Fotografía: galería Flickr de bradley j, algunos derechos reservados.

Alfonso Pedrosa. Sugería hace poco el Dr. Gilbertman (@Gilbertman001) en el contexto de #saludytweets que estaría bien compartir por escrito y en abierto conclusiones después de la charla tabernaria que algun@s mantuvimos la semana pasada el pasado 25 de noviembre en torno a unas tapas de salmorejo y otros productos ciertos sobre algo que de verdad nos importa mucho. Muchísimo: qué está pasando y qué puede pasar con la sanidad pública en España. Entre que he tenido que dedicar últimamente más neuronas de la cuenta a algunas de mis actividades nutricias y que no me voy a atrever yo a contarle a Noé cómo es la lluvia, pues eso, que lo he ido dejando pasar. En cualquier caso, lo que se me ocurre no son conclusiones. Pero sí impresiones.

Bueno, creo que lo primero que aprendí durante ese rato es algo que ya sabe cualquiera que quiera mantenerse vivo: hablar es bueno y escuchar, también. Y no hay que pedirle permiso a nadie para hacerlo.

Lo segundo, que compartir ideas sobre algo que apasiona a quienes participan en la conversación, sin que haya que estar de acuerdo en todo (es más, mejor si no es así: vamos estando ya cansadillos del debate soft tipo Disneylandia sobre asuntos que son demasiado serios), se parece mucho a recuperar el sonido de la voz humana; que ni está ni se le espera en los ámbitos tradicionales creados, precisamente, para institucionalizar la conversación, fuera pero también dentro de la Red.

Lo tercero (y me sorprendió, cuando vi esa idea en el libro que desarrolla el Manifiesto Cluetrain y en Synaptica empezamos a darle vueltas) es que cuando a la gente la dejas suelta, a su aire, enseguida empieza a jugar. Y a reir. Somos así. Afortunadamente. Un par de cervezas ayudan, sí, pero no es sólo eso: ver cómo la alegría se apodera del razonamiento humano, arrancándolo del campo de la mecánica y conduciéndolo al de la alquimia es, ni más ni menos, que ayudarnos a nosotros mismos a caer en la cuenta, como una vez le leí a Sabato, de que el mundo nada puede contra alguien que canta en la miseria.

Que podemos hacer cosas. Las vamos a hacer. Las estamos haciendo ya.
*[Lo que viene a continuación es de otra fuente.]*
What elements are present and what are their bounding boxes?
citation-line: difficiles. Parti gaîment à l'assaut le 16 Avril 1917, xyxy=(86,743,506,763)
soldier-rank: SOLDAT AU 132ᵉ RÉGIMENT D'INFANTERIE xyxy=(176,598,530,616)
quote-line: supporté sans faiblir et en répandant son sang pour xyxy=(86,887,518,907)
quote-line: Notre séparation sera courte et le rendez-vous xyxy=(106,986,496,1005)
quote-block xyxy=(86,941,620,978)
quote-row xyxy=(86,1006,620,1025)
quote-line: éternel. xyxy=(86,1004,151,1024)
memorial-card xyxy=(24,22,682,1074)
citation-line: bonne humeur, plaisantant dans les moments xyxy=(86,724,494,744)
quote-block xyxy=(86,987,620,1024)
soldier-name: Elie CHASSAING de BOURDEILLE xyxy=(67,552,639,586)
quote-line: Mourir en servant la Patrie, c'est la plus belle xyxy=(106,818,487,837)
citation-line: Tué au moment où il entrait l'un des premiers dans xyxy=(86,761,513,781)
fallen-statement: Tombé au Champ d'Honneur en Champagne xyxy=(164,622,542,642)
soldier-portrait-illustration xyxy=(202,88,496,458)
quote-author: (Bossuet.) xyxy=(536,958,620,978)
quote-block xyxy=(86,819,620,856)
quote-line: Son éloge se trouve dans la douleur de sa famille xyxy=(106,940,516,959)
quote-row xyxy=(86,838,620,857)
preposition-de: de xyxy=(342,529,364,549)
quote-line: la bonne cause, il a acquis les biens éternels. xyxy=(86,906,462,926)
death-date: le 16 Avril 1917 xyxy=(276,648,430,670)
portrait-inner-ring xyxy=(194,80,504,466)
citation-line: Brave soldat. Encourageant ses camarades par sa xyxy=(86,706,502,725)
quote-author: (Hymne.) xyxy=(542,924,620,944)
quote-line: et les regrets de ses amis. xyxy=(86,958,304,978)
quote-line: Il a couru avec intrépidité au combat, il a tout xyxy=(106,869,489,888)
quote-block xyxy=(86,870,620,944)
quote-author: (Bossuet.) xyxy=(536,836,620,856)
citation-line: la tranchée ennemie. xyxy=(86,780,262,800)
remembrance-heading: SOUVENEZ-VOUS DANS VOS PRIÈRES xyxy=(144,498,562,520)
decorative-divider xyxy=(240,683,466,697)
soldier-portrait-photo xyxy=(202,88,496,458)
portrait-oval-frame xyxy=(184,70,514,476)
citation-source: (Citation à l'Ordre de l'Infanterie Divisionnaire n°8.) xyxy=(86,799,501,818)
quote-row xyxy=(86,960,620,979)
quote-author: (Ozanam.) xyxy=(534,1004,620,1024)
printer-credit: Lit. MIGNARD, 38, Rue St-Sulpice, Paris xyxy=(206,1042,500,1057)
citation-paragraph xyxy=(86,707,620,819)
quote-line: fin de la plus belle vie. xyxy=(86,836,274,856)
Recuerdo que en aquel rato hablamos del riesgo estructural de hundimiento del SNS; de la necesidad imperiosa en el escenario actual de apuntalar, con tiempo y desplazamiento relativo de recursos, una Atención Primaria que hoy maneja situaciones de alta complejidad impensables hace algunos años; de transparencia para definir qué tecnología nos podemos permitir y cuál no; de ayudar a instalar en la agenda pública, la de las cosas que interesan de verdad a la gente, la idea de que o la gente asume (dándole herramientas para sentirlo así) que el sistema sanitario público es suyo o éste quedará al albur de agendas que no son las de la gente y, si se reorienta su rumbo, será sin preguntarle al personal si le parece bien. Nada que no esté en cualquiera de los voluminosos informes que circulan hogaño por ahí en versiones mediáticas más o menos deglutidas y sobre los que casi nadie se ha tomado la molestia no sólo de leerlos, sino de compartirlos con la gente en el lenguaje que habla la gente.
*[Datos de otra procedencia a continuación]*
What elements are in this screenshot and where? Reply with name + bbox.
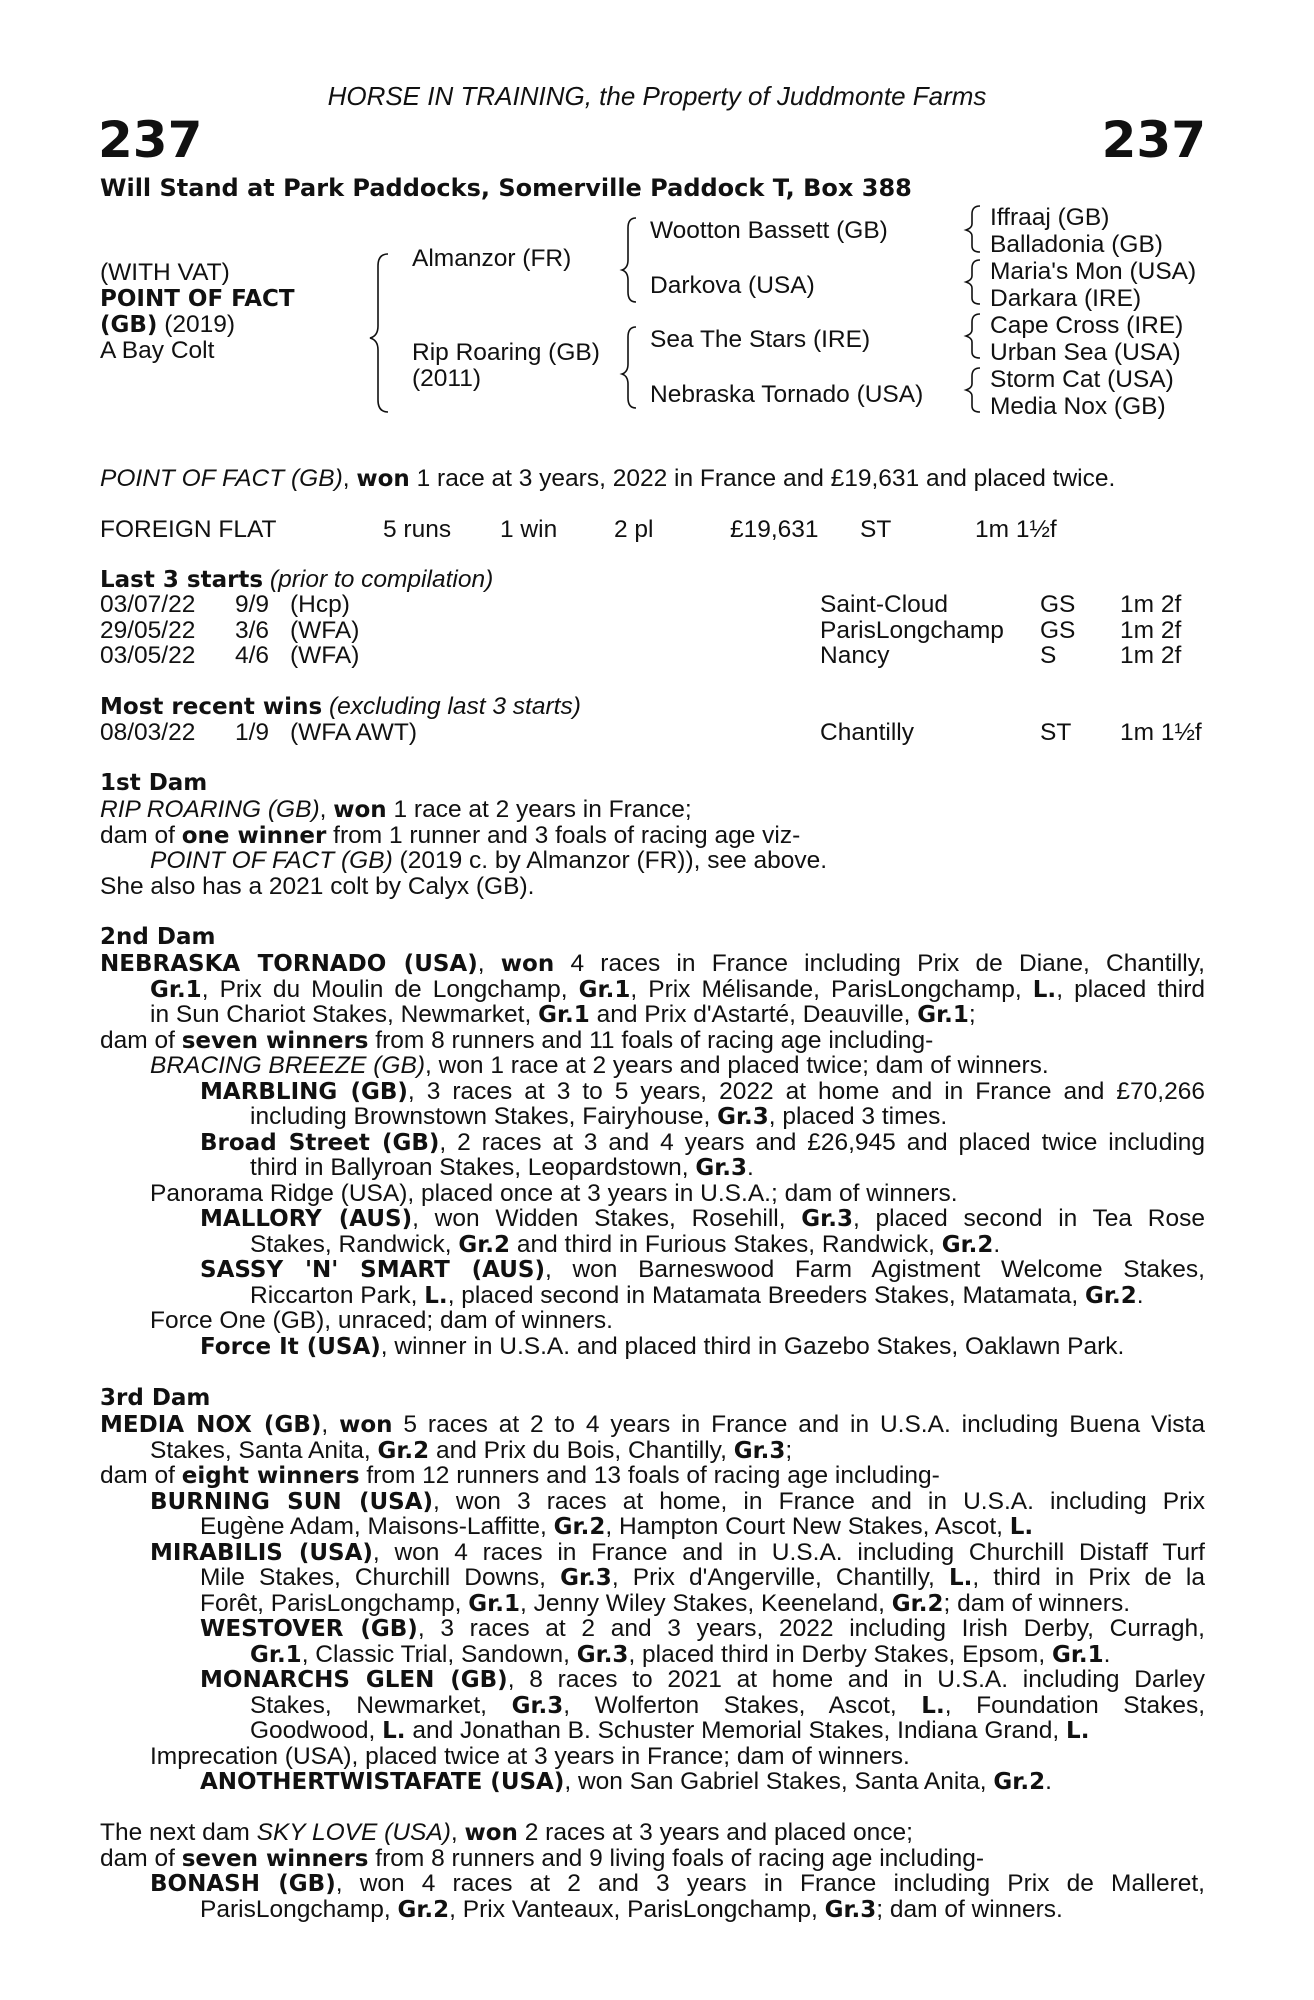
race-row [100,720,1210,746]
text: and third in Furious Stakes, Randwick, [510,1230,942,1258]
text-line [100,1308,1205,1334]
text: Mile Stakes, Churchill Downs, [200,1564,561,1591]
text-line [100,1104,1205,1130]
recent-wins-title: Most recent wins [100,694,323,720]
race-pos: 9/9 [235,591,270,618]
text: third in Ballyroan Stakes, Leopardstown, [250,1154,696,1181]
bold-text: Gr.3 [511,1692,564,1719]
record-earnings: £19,631 [730,516,819,543]
last-starts-heading [100,567,493,594]
bold-text: L. [1066,1718,1090,1744]
race-dist: 1m 2f [1120,591,1182,618]
italic-text: POINT OF FACT (GB) [150,847,393,874]
race-course: ParisLongchamp [820,616,1004,644]
text: 2 races at 3 years and placed once; [517,1819,913,1846]
text: from 8 runners and 9 living foals of racing age including- [368,1844,985,1872]
bold-text: Gr.2 [1085,1282,1137,1309]
text: She also has a 2021 colt by Calyx (GB). [100,872,535,900]
race-pos: 4/6 [235,642,270,669]
bold-text: Gr.2 [553,1514,606,1540]
great-grandparent-3: Maria's Mon (USA) [990,258,1197,285]
text-line [100,1846,1205,1872]
next-dam-text [100,1820,1205,1922]
bold-text: Gr.3 [576,1641,629,1668]
horse-name: POINT OF FACT [100,286,295,312]
text: , 2 races at 3 and 4 years and £26,945 and placed twice including [439,1128,1206,1156]
text: from 12 runners and 13 foals of racing age including- [359,1462,940,1489]
text-line [100,1540,1205,1566]
text: , placed 3 times. [768,1103,948,1130]
text-line [100,1257,1205,1283]
text-line [100,1334,1205,1360]
text: , won 3 races at home, in France and in U.S.A. including Prix [433,1487,1205,1515]
text-line [100,1514,1205,1540]
bold-text: L. [921,1692,945,1719]
text-line [100,1283,1205,1309]
text: , won Barneswood Farm Agistment Welcome Stakes, [545,1256,1205,1283]
text: , placed third [1056,975,1205,1003]
text: , Prix du Moulin de Longchamp, [201,975,579,1003]
horse-year: (2019) [157,311,236,338]
great-grandparent-8: Media Nox (GB) [990,393,1166,420]
text-line [100,848,1205,874]
text: , [321,1411,340,1438]
text: , 3 races at 2 and 3 years, 2022 including Irish Derby, Curragh, [417,1615,1205,1642]
bold-text: Gr.3 [733,1437,786,1464]
text-line [100,797,1205,823]
text-line [100,1591,1205,1617]
great-grandparent-4: Darkara (IRE) [990,285,1142,312]
text: The next dam [100,1819,257,1846]
text-line [100,1412,1205,1438]
text: and Prix du Bois, Chantilly, [429,1436,734,1464]
text-line [100,1693,1205,1719]
record-going: ST [860,516,892,543]
text-line [100,1232,1205,1258]
bold-text: Gr.1 [538,1002,590,1028]
race-row [100,643,1210,669]
catalogue-header: HORSE IN TRAINING, the Property of Juddmonte Farms [327,81,987,111]
text-line [100,1028,1205,1054]
race-type: (WFA) [290,642,360,669]
race-dist: 1m 2f [1120,616,1182,644]
bold-text: eight winners [181,1463,360,1489]
race-date: 03/05/22 [100,642,196,669]
text: , [477,950,501,977]
recent-wins-heading [100,694,581,721]
text: dam of [100,1026,182,1054]
text: dam of [100,1844,182,1872]
last-starts-title: Last 3 starts [100,567,264,593]
bold-text: Broad Street (GB) [200,1129,440,1156]
bold-text: Gr.1 [917,1002,969,1028]
horse-country: (GB) [100,312,158,338]
race-course: Chantilly [820,719,914,746]
race-going: ST [1040,719,1072,746]
italic-text: SKY LOVE (USA) [256,1819,451,1846]
text: , Classic Trial, Sandown, [301,1640,577,1668]
text: . [1045,1768,1052,1795]
text-line [100,1463,1205,1489]
vat-note: (WITH VAT) [100,259,230,286]
text: dam of [100,1462,182,1489]
text-line [100,874,1205,900]
text-line [100,1820,1205,1846]
race-pos: 3/6 [235,616,270,644]
bold-text: MONARCHS GLEN (GB) [200,1667,508,1693]
bold-text: L. [424,1282,448,1309]
text: including Brownstown Stakes, Fairyhouse, [250,1103,718,1130]
bold-text: Gr.2 [941,1231,994,1258]
text: , won Widden Stakes, Rosehill, [412,1205,802,1232]
text-line [100,951,1205,977]
bold-text: seven winners [181,1845,369,1872]
text: and Jonathan B. Schuster Memorial Stakes, Indiana Grand, [405,1717,1067,1744]
text: (2019 c. by Almanzor (FR)), see above. [392,847,828,874]
bold-text: ANOTHERTWISTAFATE (USA) [200,1769,565,1795]
grandparent-2: Darkova (USA) [650,272,815,299]
text-line [100,1181,1205,1207]
text-line [100,1897,1205,1923]
text: . [747,1154,754,1181]
text: from 8 runners and 11 foals of racing age including- [368,1026,934,1054]
great-grandparent-7: Storm Cat (USA) [990,366,1174,393]
text: , Hampton Court New Stakes, Ascot, [605,1513,1010,1540]
third-dam-heading: 3rd Dam [100,1385,211,1411]
text: Force One (GB), unraced; dam of winners. [150,1307,613,1334]
text-line [100,1438,1205,1464]
text: and Prix d'Astarté, Deauville, [589,1001,918,1028]
text: 1 race at 2 years in France; [386,796,692,823]
text-line [100,1565,1205,1591]
text: , 3 races at 3 to 5 years, 2022 at home and in France and £70,266 [407,1077,1205,1105]
race-type: (WFA) [290,616,360,644]
race-summary [100,466,1115,493]
race-type: (Hcp) [290,591,350,618]
bracket-dam [622,327,636,408]
text: Stakes, Newmarket, [250,1691,512,1719]
summary-sep: , [342,465,357,492]
bracket-gg4 [966,368,980,412]
race-date: 08/03/22 [100,719,196,746]
great-grandparent-5: Cape Cross (IRE) [990,312,1184,339]
bold-text: L. [948,1565,973,1591]
text: ParisLongchamp, [200,1895,398,1923]
great-grandparent-2: Balladonia (GB) [990,231,1163,258]
text: 5 races at 2 to 4 years in France and in U.S.A. including Buena Vista [392,1411,1205,1438]
bracket-gg3 [966,314,980,358]
text: Imprecation (USA), placed twice at 3 years in France; dam of winners. [150,1742,910,1770]
text-line [100,1642,1205,1668]
bold-text: Gr.2 [397,1896,450,1923]
text: , [450,1819,465,1846]
bold-text: won [464,1820,518,1846]
text: . [1136,1281,1144,1309]
text: , won 4 races in France and in U.S.A. including Churchill Distaff Turf [372,1538,1205,1566]
text: Panorama Ridge (USA), placed once at 3 years in U.S.A.; dam of winners. [150,1179,958,1207]
text: , won 1 race at 2 years and placed twice; dam of winners. [424,1052,1049,1079]
bold-text: Gr.2 [458,1231,511,1258]
last-starts-note: (prior to compilation) [263,566,494,593]
text: , third in Prix de la [972,1564,1205,1591]
bracket-gg2 [966,260,980,304]
record-wins: 1 win [500,516,558,543]
summary-horse-name: POINT OF FACT (GB) [100,465,343,492]
bold-text: L. [382,1718,406,1744]
race-type: (WFA AWT) [290,719,418,746]
text-line [100,1155,1205,1181]
first-dam-heading: 1st Dam [100,770,208,796]
text-line [100,1718,1205,1744]
text: Stakes, Randwick, [250,1230,459,1258]
text: , Prix d'Angerville, Chantilly, [611,1564,949,1591]
text: , 8 races to 2021 at home and in U.S.A. including Darley [507,1666,1205,1693]
first-dam-text [100,797,1205,899]
text: 4 races in France including Prix de Diane, Chantilly, [554,950,1205,977]
bold-text: WESTOVER (GB) [200,1616,418,1642]
race-course: Nancy [820,642,890,669]
record-placed: 2 pl [614,516,654,543]
text: Goodwood, [250,1717,383,1744]
text-line [100,1002,1205,1028]
bold-text: won [339,1412,393,1438]
bold-text: Gr.1 [578,976,631,1003]
text: , placed second in Tea Rose [852,1205,1205,1232]
text-line [100,1130,1205,1156]
bold-text: Gr.1 [150,976,202,1003]
lot-number-right: 237 [1101,111,1206,169]
sire-name: Almanzor (FR) [412,245,572,272]
dam-name: Rip Roaring (GB) [412,339,600,366]
bold-text: MEDIA NOX (GB) [100,1412,322,1438]
text: Riccarton Park, [250,1281,425,1309]
race-date: 29/05/22 [100,616,196,644]
bold-text: seven winners [181,1027,369,1054]
record-runs: 5 runs [383,516,452,543]
text-line [100,1667,1205,1693]
second-dam-heading: 2nd Dam [100,924,216,950]
great-grandparent-1: Iffraaj (GB) [990,204,1110,231]
bold-text: MARBLING (GB) [200,1078,408,1105]
bold-text: Gr.1 [468,1590,520,1617]
grandparent-1: Wootton Bassett (GB) [650,217,888,244]
summary-won: won [356,466,410,492]
bold-text: Gr.2 [993,1769,1046,1795]
text: , winner in U.S.A. and placed third in Gazebo Stakes, Oaklawn Park. [380,1332,1125,1360]
text: ; [968,1001,976,1028]
text-line [100,1769,1205,1795]
text: , won San Gabriel Stakes, Santa Anita, [564,1768,994,1795]
text-line [100,1206,1205,1232]
bold-text: won [333,797,387,823]
text: ; [785,1436,793,1464]
text: from 1 runner and 3 foals of racing age viz- [326,821,801,849]
text: Stakes, Santa Anita, [150,1436,378,1464]
text: , Foundation Stakes, [944,1691,1205,1719]
horse-description: A Bay Colt [100,337,215,364]
text-line [100,977,1205,1003]
text: , Prix Mélisande, ParisLongchamp, [630,975,1033,1003]
text-line [100,1616,1205,1642]
bold-text: Gr.3 [717,1104,769,1130]
text: ; dam of winners. [943,1589,1131,1617]
text-line [100,1489,1205,1515]
bold-text: Gr.3 [560,1565,612,1591]
text: , Wolferton Stakes, Ascot, [563,1691,922,1719]
grandparent-4: Nebraska Tornado (USA) [650,381,924,408]
bold-text: Force It (USA) [200,1333,381,1360]
bracket-sire [622,218,636,302]
text-line [100,1744,1205,1770]
stand-location: Will Stand at Park Paddocks, Somerville Paddock T, Box 388 [100,174,912,202]
text: , [319,796,334,823]
grandparent-3: Sea The Stars (IRE) [650,326,871,353]
bold-text: MIRABILIS (USA) [150,1539,373,1566]
text: . [1103,1640,1111,1668]
text: Forêt, ParisLongchamp, [200,1589,469,1617]
bracket-main [370,254,388,412]
bold-text: BURNING SUN (USA) [150,1488,434,1515]
bold-text: Gr.1 [250,1641,302,1668]
bold-text: Gr.2 [891,1590,944,1617]
race-going: GS [1040,616,1076,644]
text: dam of [100,821,182,849]
text-line [100,1079,1205,1105]
bold-text: Gr.2 [377,1437,430,1464]
bold-text: L. [1009,1514,1034,1540]
text-line [100,1871,1205,1897]
race-going: S [1040,642,1057,669]
bold-text: BONASH (GB) [150,1871,336,1897]
text: ; dam of winners. [876,1895,1063,1923]
bold-text: Gr.3 [695,1155,748,1181]
great-grandparent-6: Urban Sea (USA) [990,339,1181,366]
bold-text: Gr.3 [801,1206,853,1232]
race-date: 03/07/22 [100,591,196,618]
race-record [100,517,1210,543]
text: . [993,1230,1001,1258]
bold-text: SASSY 'N' SMART (AUS) [200,1257,545,1283]
text: , placed third in Derby Stakes, Epsom, [628,1640,1052,1668]
race-pos: 1/9 [235,719,270,746]
bold-text: Gr.3 [824,1896,877,1923]
race-dist: 1m 2f [1120,642,1182,669]
race-row [100,592,1210,618]
bracket-gg1 [966,206,980,252]
summary-text: 1 race at 3 years, 2022 in France and £19,631 and placed twice. [409,465,1116,492]
record-category: FOREIGN FLAT [100,516,277,543]
bold-text: L. [1032,976,1057,1003]
recent-wins-note: (excluding last 3 starts) [322,693,581,720]
text-line [100,1053,1205,1079]
text: , placed second in Matamata Breeders Stakes, Matamata, [447,1281,1086,1309]
race-going: GS [1040,591,1076,618]
bold-text: NEBRASKA TORNADO (USA) [100,951,478,977]
italic-text: RIP ROARING (GB) [100,796,320,823]
race-dist: 1m 1½f [1120,719,1202,746]
third-dam-text [100,1412,1205,1795]
text-line [100,823,1205,849]
bold-text: won [500,951,555,977]
bold-text: one winner [181,822,327,849]
record-distance: 1m 1½f [975,516,1057,543]
race-row [100,618,1210,644]
bold-text: MALLORY (AUS) [200,1206,413,1232]
race-course: Saint-Cloud [820,591,949,618]
text: , Jenny Wiley Stakes, Keeneland, [519,1589,892,1617]
text: , Prix Vanteaux, ParisLongchamp, [449,1895,825,1923]
text: , won 4 races at 2 and 3 years in France including Prix de Malleret, [335,1870,1205,1897]
lot-number-left: 237 [98,111,203,169]
text: in Sun Chariot Stakes, Newmarket, [150,1001,539,1028]
bold-text: Gr.1 [1051,1641,1104,1668]
italic-text: BRACING BREEZE (GB) [150,1052,425,1079]
dam-year: (2011) [412,365,482,392]
text: Eugène Adam, Maisons-Laffitte, [200,1513,554,1540]
second-dam-text [100,951,1205,1359]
Por eso, sentarse a charlar sin más, sin trampa, cartón, prejuicios ni cubiletes de trilero, en torno a un par de ideas, es un ejercicio peligroso. Y más, si eso tiene alguna clase de exposición al riesgo de viralidad en la Red: porque supone hacer saltar los cerrojos que mantienen secuestrada la información y liberarla como una nube de esporas hasta que, quizá, esa información se transforme en conocimiento.

Hace mucho tiempo que los listados de abajofirmantes no me dicen nada. No me gustan las adhesiones. Prefiero la deliberación. Entre iguales (si no, no es deliberación). Y cuando esa deliberación esté madura, aparecerán sus resultados en la realidad. Son tiempos de guerrilla, me parece. Son tiempos de sentarse a charlar. Si es con malas compañías, mucho mejor.